Ce jour-là je me suis dit que prendre la mer, c’est avant tout prendre ses responsabilités. Personne ne vous empêche de tomber, personne ne vous rattrape si vous le faites. Pas de feu rouge, pas d’annonce sonore pour nous dire de faire attention à l’espace entre le marchepied et le quai, pas de pancarte sol glissant. Pas de prévention de tout, sur tout, tout le temps. On est les maîtres du jeu. 

Ce jour-là surtout, je me suis rendue compte à quel point en mer, nous sommes livrés à nous même, mais surtout, à quel point dans la vie de tous les jours, nous sommes maternés par la société. On nous dit à quel guichet se rendre dans une file d’attente. On nous prévient que c’est le dernier jour pour payer ses impôts. On nous mets des lignes sur le sol.  On nous dit à quelle vitesse rouler. On nous dit que notre lacet est défait. On nous dit, on nous dit, on nous dit. 

En y réfléchissant bien, je me suis aperçue qu’il n’y avait sans doute que deux endroits sur Terre où il était encore possible d’être libre et de vivre à nos risques et périls : la mer et la montagne. 
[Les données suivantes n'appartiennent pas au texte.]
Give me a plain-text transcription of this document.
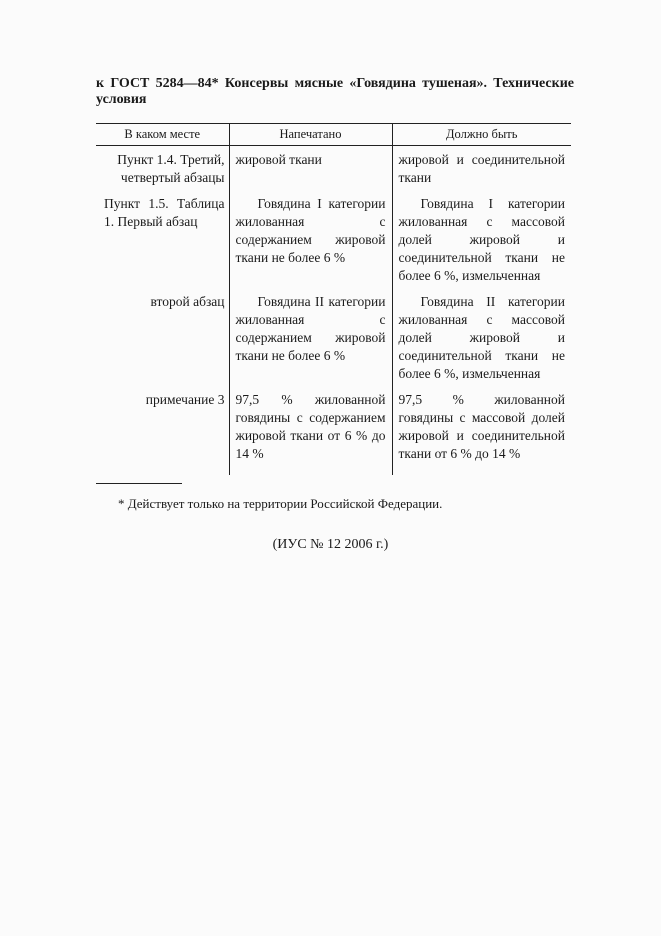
к ГОСТ 5284—84* Консервы мясные «Говядина тушеная». Технические условия
В каком месте	Напечатано	Должно быть
Пункт 1.4. Третий, четвертый абзацы	жировой ткани	жировой и соединительной ткани
Пункт 1.5. Таблица 1. Первый абзац	Говядина I категории жилованная с содержанием жировой ткани не более 6 %	Говядина I категории жилованная с массовой долей жировой и соединительной ткани не более 6 %, измельченная
второй абзац	Говядина II категории жилованная с содержанием жировой ткани не более 6 %	Говядина II категории жилованная с массовой долей жировой и соединительной ткани не более 6 %, измельченная
примечание 3	97,5 % жилованной говядины с содержанием жировой ткани от 6 % до 14 %	97,5 % жилованной говядины с массовой долей жировой и соединительной ткани от 6 % до 14 %
* Действует только на территории Российской Федерации.
(ИУС № 12 2006 г.)
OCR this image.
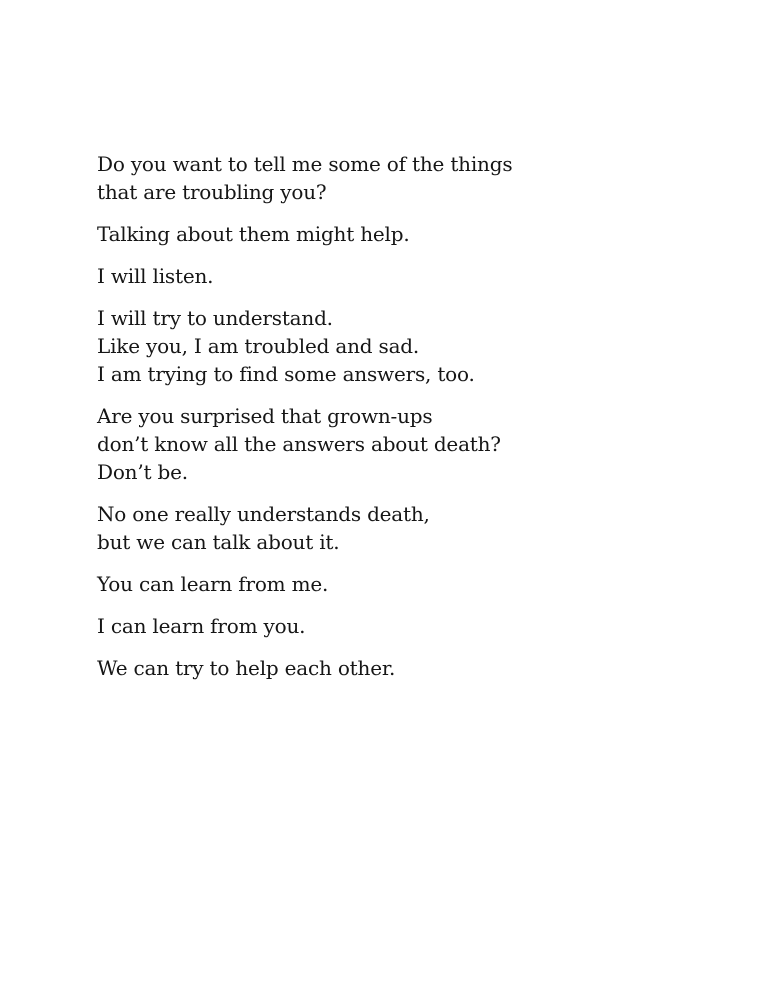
Do you want to tell me some of the things
that are troubling you?

Talking about them might help.

I will listen.

I will try to understand.
Like you, I am troubled and sad.
I am trying to find some answers, too.

Are you surprised that grown-ups
don’t know all the answers about death?
Don’t be.

No one really understands death,
but we can talk about it.

You can learn from me.

I can learn from you.

We can try to help each other.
Pourquoi je vous parle de ça aujourd’hui ? Parce que tout à l’heure, j’ai fait cuire un oeuf. Oui, un oeuf à la coque pour être précise – 3 minutes de cuisson exactement. Sauf que je n’étais pas concentrée et que quand j’ai regardé mon chronomètre, il affichait 4 min 38 et que mon oeuf était toujours dans son Jacuzzi.

Et je me suis dit trois choses : 

  • La première c’est que jusqu’à présent, je faisais cuire mes oeufs à la coque trois minutes, mécaniquement, parce que c’est ce qu’on m’a dit qu’il fallait faire.
  • La deuxième c’est que peut-être, il y avait une cuisson à 4 minutes 38 qui permettait de faire une découverte gustative. Après tout, avons-nous essayé de cuire un oeuf toutes les secondes du monde ? Non, évidemment.
  • La troisième, c’est que peut-être, mes oeufs préférés à moi, ne sont pas des oeufs qui ont cuit 3 minutes. Peut-être que mon idéal à moi, mon sur-mesure, c’est du 4 minutes 38.

Et ça ne semble pas grand chose comme ça, mais je me suis demandée à quel point dans la vie, je faisais les choses parce que c’était comme ça. Parce que les autres avaient réfléchi sur le sujet avant moi. Parce qu’un écran m’annonçait que le ticket 704 devait se rendre au guichet numéro 3.  Et à quel point je les faisais parce que j’avais cherché à comprendre.

Comme tout le monde, je suis allée à l’école une bonne partie de ma vie et je suis devenue “scolaire”. Bonne élève même. J’applique les apprentissages et les connaissances s’ancrent en moi. On m’a tellement enseigné, on m’a tellement fait lire la pensée des autres, que je ne sais plus très bien où se situe la mienne. 

Et c’est terrible. Terrible parce-que cet oeuf à 4 min 38, il était parfait. 

 

Alors à partir de maintenant, je me suis promis de penser à cet oeuf à la coque chaque fois que je fais les choses un peu trop mécaniquement. Parce que s’il y a bien un chose que je veux, c’est devenir la capitaine de mon bateau.